What is the biggest myth about going back to school? The biggest myth about going back to school is that it will be hard to get back into the student mentality and that it will be impossible to have time to study and get ready for test-taking and projects. My experience was that school is completely different after you have been in the working world. You are doing it because you are curious. Realizing that what you are learning will have a direct positive impact on your career when you are done changes the motivation and has made the experience incredibly enjoyable and fulfilling.
What was your biggest regret in business school? My biggest regret in business school was that I was unable to spend as much time as I would have liked with my classmates. One of the great advantages of business school is the chance to meet new people and forge networks that will create new friendships and opportunities for business partnerships and relationships in the future.

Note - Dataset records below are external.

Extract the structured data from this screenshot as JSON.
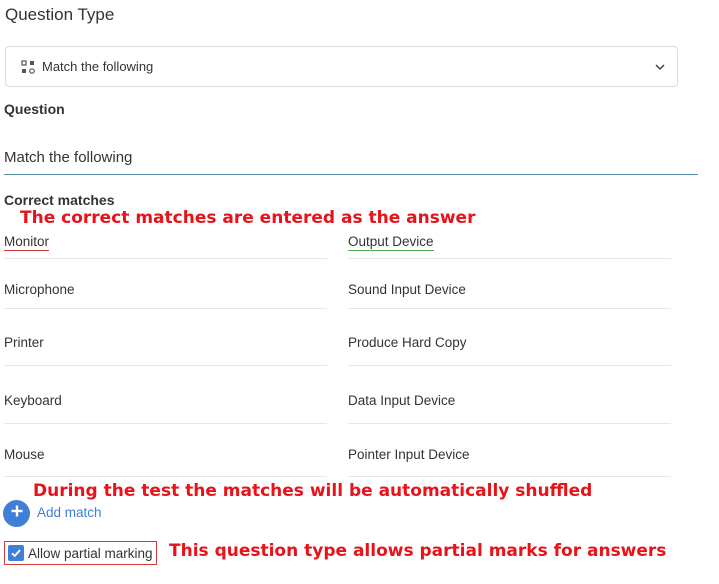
{
  "question_type": {
    "label": "Question Type",
    "selected": "Match the following",
    "icon": "match-grid-icon"
  },
  "question": {
    "label": "Question",
    "value": "Match the following"
  },
  "correct_matches": {
    "label": "Correct matches",
    "rows": [
      {
        "left": "Monitor",
        "right": "Output Device"
      },
      {
        "left": "Microphone",
        "right": "Sound Input Device"
      },
      {
        "left": "Printer",
        "right": "Produce Hard Copy"
      },
      {
        "left": "Keyboard",
        "right": "Data Input Device"
      },
      {
        "left": "Mouse",
        "right": "Pointer Input Device"
      }
    ]
  },
  "add_match": {
    "label": "Add match"
  },
  "partial_marking": {
    "label": "Allow partial marking",
    "checked": true
  },
  "annotations": {
    "answer_note": "The correct matches are entered as the answer",
    "shuffle_note": "During the test the matches will be automatically shuffled",
    "partial_note": "This question type allows partial marks for answers"
  },
  "colors": {
    "accent": "#3f7fd8",
    "annotation": "#e8121a"
  }
}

Although I have made great new friends and relationships over the course of my EMBA, I would have liked to have spent more time with them.

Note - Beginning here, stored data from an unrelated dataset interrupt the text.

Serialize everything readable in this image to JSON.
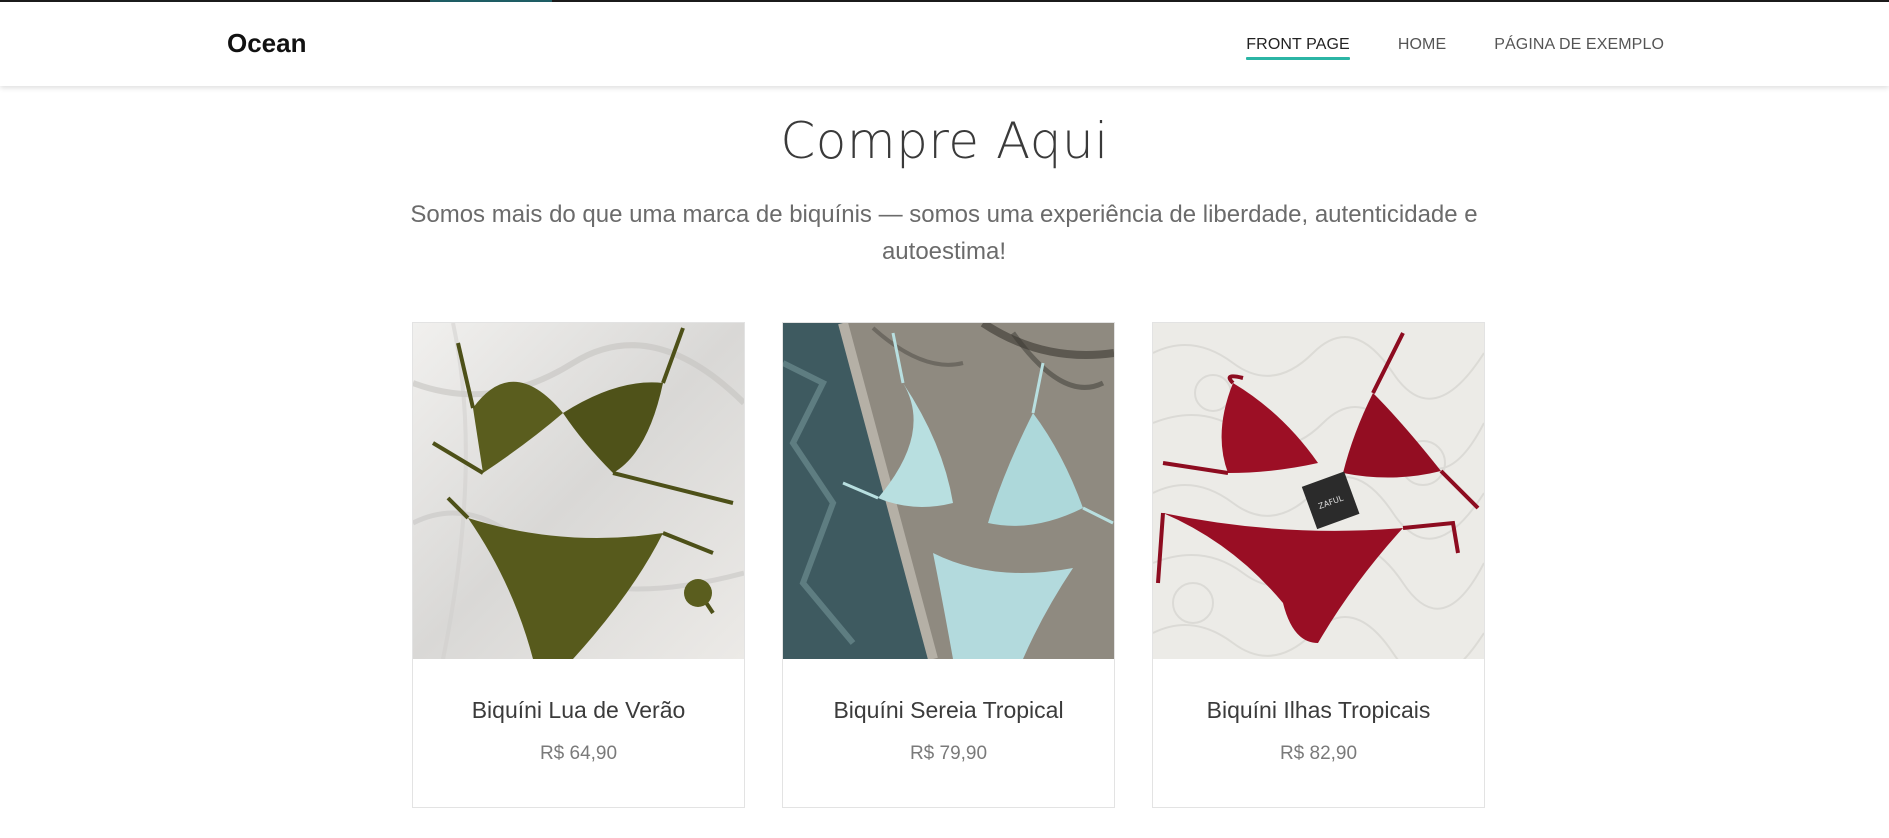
{
  "site": {
    "brand": "Ocean"
  },
  "nav": {
    "items": [
      {
        "label": "FRONT PAGE",
        "active": true
      },
      {
        "label": "HOME",
        "active": false
      },
      {
        "label": "PÁGINA DE EXEMPLO",
        "active": false
      }
    ]
  },
  "hero": {
    "title": "Compre Aqui",
    "subtitle": "Somos mais do que uma marca de biquínis — somos uma experiência de liberdade, autenticidade e autoestima!"
  },
  "products": [
    {
      "name": "Biquíni Lua de Verão",
      "price": "R$ 64,90",
      "image_color": "#5a5d1e"
    },
    {
      "name": "Biquíni Sereia Tropical",
      "price": "R$ 79,90",
      "image_color": "#b8dfe0"
    },
    {
      "name": "Biquíni Ilhas Tropicais",
      "price": "R$ 82,90",
      "image_color": "#9c0f25"
    }
  ],
  "colors": {
    "accent": "#2bb5a5",
    "top_accent": "#1f5f66",
    "text": "#333333"
  }
}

Which MBA classmate do you most admire? The classmate that I admire the most is David Berglund. A fellow physician with a strong interest in research and innovation, I was very impressed with his past accomplishments and future goals. Even more impressive was his commitment to his EMBA as for the first year-and-a-half he traveled every two weeks from Europe for school. I was always amazed that he was able to travel here every class weekend and admired his stamina and endurance.
“I knew I wanted to go to business school when…I knew I wanted to go to business school when I became the Chief of the Sports Medicine Service at Hospital for Special Surgery and realized how important a business education would be to function as a successful leader in healthcare.

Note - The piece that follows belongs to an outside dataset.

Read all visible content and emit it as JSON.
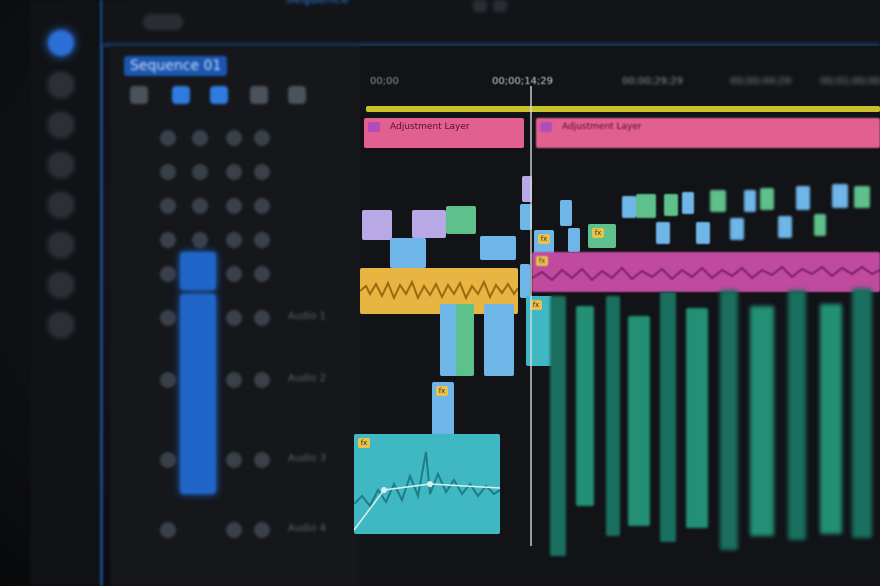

What is your ultimate long-term professional goal? My long-term goal is to continue my career as a successful sports medicine surgeon and team doctor and integrate leadership opportunities into my job to help improve our healthcare system providing better access for high-quality care to those who need it.
In one sentence, how would you like your peers to remember you? I would like my peers to remember me as a successful surgeon who was able to have a significant positive impact on our healthcare system.
What are the top two items on your bucket list?
- Play piano in a blues band
- Travel to Fiji for a three-week vacation
What made Bryan such an invaluable addition to the class of 2019?
“Bryan brings a truly unique perspective to the Executive MBA community at NYU Stern. He is a talented surgeon and a strong leader who exemplifies humility and diligence in the cohort. He brings a thoughtful presence to the classroom and his peers enjoy learning from his diverse experiences as the Head Team Physician for the New York Rangers and running the largest sports medicine department in the US. Given his talent and commitment to academics, we are confident that Bryan will continue to make a great impact in medicine and that the foundation he builds through the NYU Stern Executive MBA program will empower him with the skills to lead, manage and grow his team and organization. Bryan is an invaluable asset to our program and we know that he will serve as a strong Executive MBA ambassador going forward.”